By now you will have worked out that the name Chevreul came up with all those years ago is cholesterol and it will probably have occurred to you that it’s pretty obvious that our efforts to tinker with it are doomed to failure.
We’ve known for along time that if you eat lots of cholesterol it doesn’t make much difference to how much there is in your bloodstream – mainly because cholesterol in foods is poorly absorbed. What’s more, because it’s so important, any changes we try to make in cholesterol levels are compensated for by alterations the internal production system.

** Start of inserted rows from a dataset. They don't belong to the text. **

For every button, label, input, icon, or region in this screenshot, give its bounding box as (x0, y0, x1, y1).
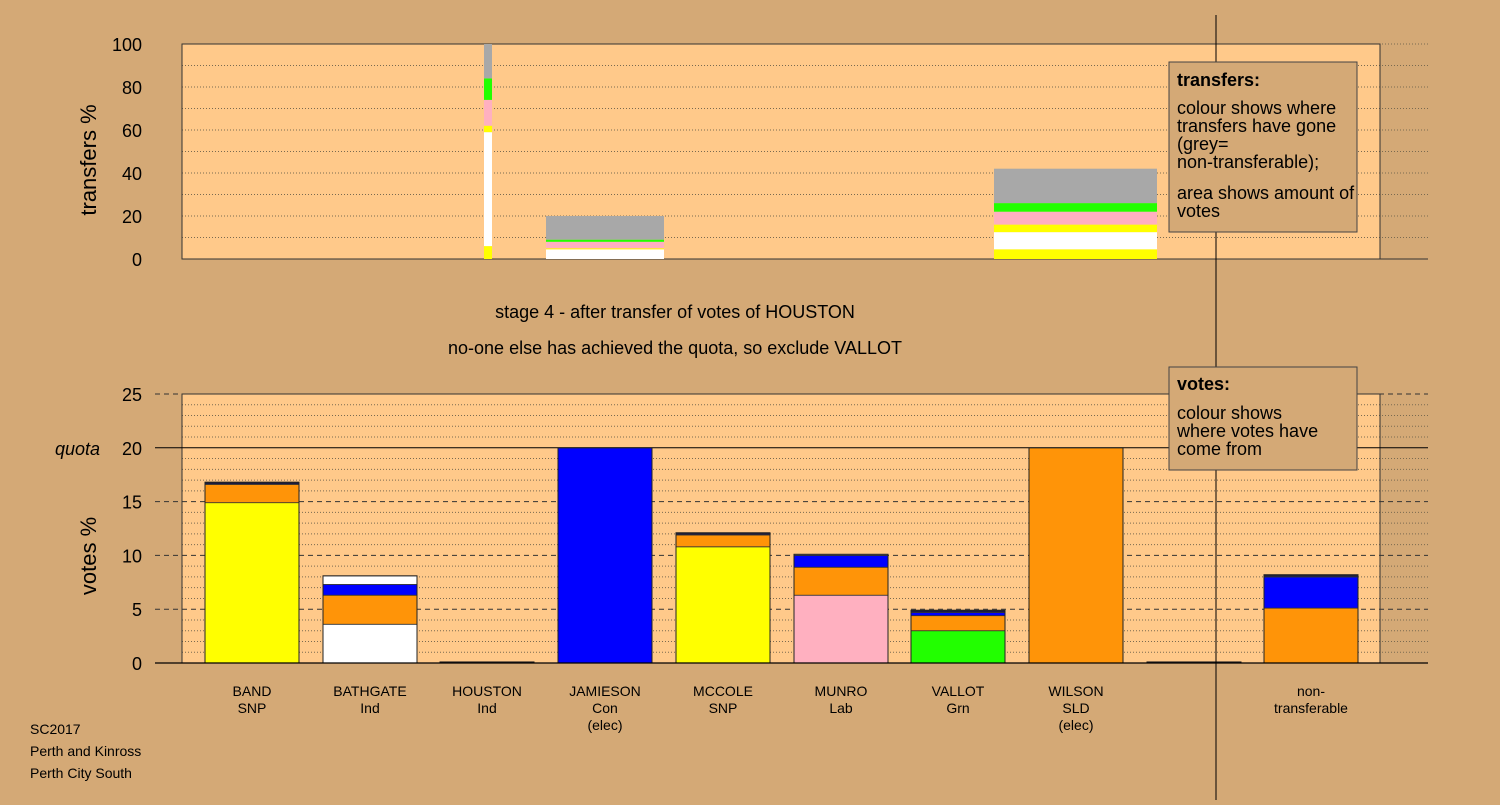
category-label: HOUSTON (452, 683, 522, 699)
category-label: WILSON (1048, 683, 1103, 699)
transfer-segment-jamieson (546, 216, 664, 240)
transfer-segment-wilson (994, 203, 1157, 212)
transfer-segment-jamieson (546, 241, 664, 249)
transfers-axis-label: transfers % (76, 104, 101, 215)
votes-legend-text1: colour shows where votes have come from (1176, 403, 1318, 459)
transfer-segment-wilson (994, 232, 1157, 250)
vote-segment (322, 594, 418, 625)
transfers-tick-label: 80 (122, 78, 142, 98)
category-label: (elec) (1058, 717, 1093, 733)
vote-segment (322, 623, 418, 664)
vote-segment (675, 546, 771, 664)
votes-tick-label: 10 (122, 546, 142, 566)
votes-tick-label: 15 (122, 493, 142, 513)
transfer-segment-wilson (994, 224, 1157, 233)
transfer-segment-jamieson (546, 239, 664, 242)
transfer-segment-wilson (994, 249, 1157, 259)
category-label: SNP (709, 700, 738, 716)
footer-election: SC2017 (30, 721, 81, 737)
transfer-segment-houston (484, 44, 492, 79)
transfer-segment-jamieson (546, 248, 664, 250)
vote-segment (1263, 576, 1359, 609)
category-label: VALLOT (932, 683, 985, 699)
stage-action: no-one else has achieved the quota, so e… (448, 338, 902, 358)
category-label: JAMIESON (569, 683, 641, 699)
transfers-legend-text2: area shows amount of votes (1177, 183, 1355, 221)
vote-segment (910, 612, 1006, 617)
quota-label: quota (55, 439, 100, 459)
transfer-segment-houston (484, 125, 492, 133)
vote-segment (322, 575, 418, 585)
votes-legend-title: votes: (1177, 374, 1230, 394)
transfer-segment-wilson (994, 168, 1157, 204)
vote-segment (793, 566, 889, 596)
vote-segment (910, 615, 1006, 632)
transfers-tick-label: 60 (122, 121, 142, 141)
transfers-tick-label: 20 (122, 207, 142, 227)
transfers-legend-title: transfers: (1177, 70, 1260, 90)
vote-segment (675, 534, 771, 548)
votes-tick-label: 5 (132, 600, 142, 620)
footer-ward: Perth City South (30, 765, 132, 781)
category-label: BATHGATE (333, 683, 406, 699)
transfers-tick-label: 40 (122, 164, 142, 184)
vote-segment (322, 584, 418, 596)
transfers-tick-label: 100 (112, 35, 142, 55)
votes-tick-label: 0 (132, 654, 142, 674)
transfers-legend: transfers: colour shows where transfers h… (1168, 61, 1358, 233)
vote-segment (204, 483, 300, 504)
category-label: MCCOLE (693, 683, 753, 699)
vote-segment (793, 555, 889, 568)
category-label: MUNRO (815, 683, 868, 699)
category-label: Ind (360, 700, 379, 716)
category-label: Con (592, 700, 618, 716)
footer-council: Perth and Kinross (30, 743, 141, 759)
votes-tick-label: 25 (122, 385, 142, 405)
transfer-segment-houston (484, 132, 492, 247)
stage-title: stage 4 - after transfer of votes of HOU… (495, 302, 855, 322)
category-label: Lab (829, 700, 853, 716)
vote-segment (1263, 607, 1359, 664)
vote-segment (204, 502, 300, 664)
transfer-segment-wilson (994, 211, 1157, 225)
vote-segment (1028, 447, 1124, 664)
transfer-segment-houston (484, 78, 492, 100)
category-label: SLD (1062, 700, 1089, 716)
category-label: non- (1297, 683, 1325, 699)
transfers-legend-text1: colour shows where transfers have gone (gr… (1177, 98, 1336, 172)
category-label: (elec) (587, 717, 622, 733)
transfer-segment-houston (484, 99, 492, 126)
category-label: Grn (946, 700, 969, 716)
votes-tick-label: 20 (122, 439, 142, 459)
votes-axis-label: votes % (76, 517, 101, 595)
transfers-tick-label: 0 (132, 250, 142, 270)
votes-chart: quota0510152025BANDSNPBATHGATEIndHOUSTON… (55, 385, 1428, 733)
vote-segment (557, 447, 653, 664)
vote-segment (793, 594, 889, 664)
category-label: BAND (233, 683, 272, 699)
category-label: transferable (1274, 700, 1348, 716)
category-label: Ind (477, 700, 496, 716)
transfer-segment-jamieson (546, 249, 664, 259)
vote-segment (910, 630, 1006, 664)
votes-legend: votes: colour shows where votes have come … (1168, 366, 1358, 471)
transfer-segment-houston (484, 246, 492, 259)
category-label: SNP (238, 700, 267, 716)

Given how important it is and the fact that we both eat and make cholesterol, it’s not surprising that quite complicated systems have evolved for carting it around the body and delivering it to the right places. These involve what you might think of as molecular container ships: called lipoproteins they are large complexes of lipids (including cholesterol) held together by proteins. The cholesterol they carry comes in two forms: cholesterol itself and cholesterol esters formed by adding a fatty acid chain to one end of the molecule – which makes them less soluble in water.
Lipoprotein Cholesterol ester
So famous has cholesterol become even its taxi service has passed into common language – almost everyone knows that high-density lipoproteins (HDLs) carry so-called ‘good cholesterol’ (back to the liver for catabolism) – low concentrations of these are associated with a higher risk of atherosclerosis. On the other hand, high concentrations of low-density lipoproteins (LDLs) go with increasing severity of cardiovascular disease – so LDLs are ‘bad cholesterol’.
What’s this got to do with cancer?
The evidence that cholesterol levels play a role in cancer is conflicting. A number of studies report an association between raised blood cholesterol level and various types of cancer, whilst others indicate no association or the converse – that low cholesterol levels are linked to cancers. However, the Cancer Genome Atlas (TCGA) that profiles DNA mutations and protein expression reveals that the activity of some genes involved in cholesterol synthesis reflect patient survival for some cancer types: increased cholesterol synthesis correlating with decreased survival. Perhaps that accounts for evidence that the class of cholesterol lowering drugs called statins can have anti-tumour effects.
In a recent development Wei Yang and colleagues from various centres in China have come up with a trick that links cholesterol metabolism to cancer immunotherapy. They used a drug (avasimibe) that blocks the activity of the enzyme that converts cholesterol to cholesterol ester (that’s acetyl-CoA acetyltransferase – ACAT1). The effect of the drug is to raise cholesterol levels in cell membranes, in particular, in killer T cells. As we’ve noted, this will make the membranes a bit more rigid and a side-effect of that is to drive T cell receptors into clusters.
One or two other things happen but the upshot is that the killer T cells interact more effectively with target tumour cells and toxin release by the T cells – and hence tumour cell killing – is more efficient. The anti-cancer immune response has been boosted.
Remarkably, it turned out that when mice were genetically modified so that their T cells lacked ACAT1, a subset of these cells (CD8+) up-regulated their cholesterol synthesis machinery. Whilst this seems a paradoxical response, it’s very handy because it is these CD8+ cells that kill tumour cells. Avasimibe has been shown to be safe for short-term use in humans but the genetic engineering experiments in mice suggest that a similar approach, knocking out ACAT1, could be used in human immunotherapy.
Yang, W. et al. (2016). Potentiating the antitumour response of CD8+ T cells by modulating cholesterol metabolism. Nature 531, 651–655.
Dustin, M.L. (2016). Cancer immunotherapy: Killers on sterols. Nature 531, 583–584.